I believe this issue should of been handled privately by the family.


----------



## JTM (Dec 22, 2009)

blake said:


> I believe this issue should of been handled privately by the family.


 sweet mother of awesome, i believe so to.  i was thinking that you believed differently.


----------



## Blake Bowden (Dec 22, 2009)

JTM said:


> sweet mother of awesome, i believe so to.  i was thinking that you believed differently.


... !


----------



## JTM (Dec 22, 2009)

.. ! back at ya!  lol.   or i mean.  lol .. !


----------



## Frater Cliff Porter (Dec 22, 2009)

> I believe this issue should of been handled privately by the family.

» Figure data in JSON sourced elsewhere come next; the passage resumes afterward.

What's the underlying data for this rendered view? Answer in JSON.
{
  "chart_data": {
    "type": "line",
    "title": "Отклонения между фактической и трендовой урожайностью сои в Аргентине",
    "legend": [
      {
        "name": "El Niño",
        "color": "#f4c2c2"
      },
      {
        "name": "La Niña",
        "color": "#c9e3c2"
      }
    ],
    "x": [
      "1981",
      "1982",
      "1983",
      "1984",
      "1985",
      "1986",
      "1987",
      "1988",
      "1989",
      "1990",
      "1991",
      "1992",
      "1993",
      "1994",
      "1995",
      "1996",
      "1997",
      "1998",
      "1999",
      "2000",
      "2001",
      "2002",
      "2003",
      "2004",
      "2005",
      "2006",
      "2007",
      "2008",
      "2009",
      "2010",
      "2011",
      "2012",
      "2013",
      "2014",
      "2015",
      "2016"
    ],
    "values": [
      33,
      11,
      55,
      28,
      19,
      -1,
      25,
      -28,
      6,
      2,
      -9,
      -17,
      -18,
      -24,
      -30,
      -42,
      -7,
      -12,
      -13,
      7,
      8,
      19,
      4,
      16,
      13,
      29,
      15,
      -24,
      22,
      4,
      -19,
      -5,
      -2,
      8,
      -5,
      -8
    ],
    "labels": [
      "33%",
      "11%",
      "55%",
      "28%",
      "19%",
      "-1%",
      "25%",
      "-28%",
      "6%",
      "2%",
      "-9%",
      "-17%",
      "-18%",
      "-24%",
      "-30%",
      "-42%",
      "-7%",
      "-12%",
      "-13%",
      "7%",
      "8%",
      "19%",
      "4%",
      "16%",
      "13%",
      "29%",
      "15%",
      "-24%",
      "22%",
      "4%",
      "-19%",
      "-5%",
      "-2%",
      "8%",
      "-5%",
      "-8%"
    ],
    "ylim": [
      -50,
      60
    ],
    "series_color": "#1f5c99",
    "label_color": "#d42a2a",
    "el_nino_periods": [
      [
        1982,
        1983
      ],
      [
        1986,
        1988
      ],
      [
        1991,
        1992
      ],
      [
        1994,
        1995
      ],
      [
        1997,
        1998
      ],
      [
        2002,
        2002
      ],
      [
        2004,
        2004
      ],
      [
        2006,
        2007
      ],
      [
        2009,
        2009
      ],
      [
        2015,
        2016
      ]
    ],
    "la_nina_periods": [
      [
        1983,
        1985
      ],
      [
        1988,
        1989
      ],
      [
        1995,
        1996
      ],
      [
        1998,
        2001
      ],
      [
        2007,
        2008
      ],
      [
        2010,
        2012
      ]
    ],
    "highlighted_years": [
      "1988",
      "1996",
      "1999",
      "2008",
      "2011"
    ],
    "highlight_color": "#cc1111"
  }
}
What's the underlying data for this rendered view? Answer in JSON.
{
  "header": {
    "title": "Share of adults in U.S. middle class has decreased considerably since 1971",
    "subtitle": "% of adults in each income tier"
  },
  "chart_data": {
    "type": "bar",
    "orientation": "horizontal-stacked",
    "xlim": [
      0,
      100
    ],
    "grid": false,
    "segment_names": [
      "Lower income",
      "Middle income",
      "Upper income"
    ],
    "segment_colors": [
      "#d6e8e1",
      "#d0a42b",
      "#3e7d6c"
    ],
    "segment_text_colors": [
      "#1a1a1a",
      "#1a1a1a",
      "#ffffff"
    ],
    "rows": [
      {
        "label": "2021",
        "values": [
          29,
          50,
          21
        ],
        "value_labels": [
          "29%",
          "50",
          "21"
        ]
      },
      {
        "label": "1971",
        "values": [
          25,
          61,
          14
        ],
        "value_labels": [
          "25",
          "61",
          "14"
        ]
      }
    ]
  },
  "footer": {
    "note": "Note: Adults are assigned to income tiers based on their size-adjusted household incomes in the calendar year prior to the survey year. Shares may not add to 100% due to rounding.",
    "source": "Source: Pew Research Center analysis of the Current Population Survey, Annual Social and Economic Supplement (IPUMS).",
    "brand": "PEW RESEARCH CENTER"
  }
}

I wonder in reading it if the parents and teachers would have just talked if things wouldn't have worked out better....the good news is...lawyers are involved so everything will be fine soon


----------



## Hippie19950 (Dec 27, 2009)

It's strange to me how these schools will jump up, and suspend a student for something like this, or any so called violent tendencies, but they by the same token absolutely refuse to admit there is a drug problem there... Do they get reward points or money for school projects when they report a child's drawing, or a couple of 1st graders standing up to one another, and get it taken away if they report and admit the drug problem?? Maybe this is where the drug problem stems from, and I could be going backwards with it. If this child stated it was him on the cross, just how do the teachers, administrators, and shrinks figure he got there?? Kind of hard to do it yourself. Maybe there is someone at school making threats, and he figured that since we are taught this was done to Jesus, and he ended up on a cross, maybe the child thinks he will too. Too many variables here, too many unanswered questions, but the drug problem is real... I made the arrests on school property, I transported them to juvenile detention, and I went back, picked them up, released them to their parents. This was all AFTER the school called with the problem, the evidence in hand, juvenile probation contacted, and the juveniles taken before a magistrate, with evidence shown, and juvenile officers, and school admin present to answer the magistrates questions. Seems the Districts did not have a problem, and did not want a problem... But we'll crucify a kid for drawing something religious, while perhaps reading all the wrong things into it.


----------



## TexMass (Dec 31, 2009)

Up here in the NE they have cleared up a a few inacuracies in the original reports on this incident.

-The boy was not suspended.
-They didn't originally tell you that the boy had wrote his own name above the body on the cross.  
-The picture shown by the media was not the one in question, it was kept by the school distict.
-The class was asked to draw something that reminded them of the holidays not Christmas.  
-They could not confirm if the picture was drawn at school.  
-They may have over reacted because recently a boy had drawn a picture of himself with guns and knives around him that other people had seen and soon afterward comitted suicide.

The story up here in MA died pretty quick after the rest of the information came out.  The Principle could not comment due to District regulations and that just fueld the fire.  Even the Mayor of Taunton, MA demanded an apology until she heard everything.  It must have been a slow news day.


----------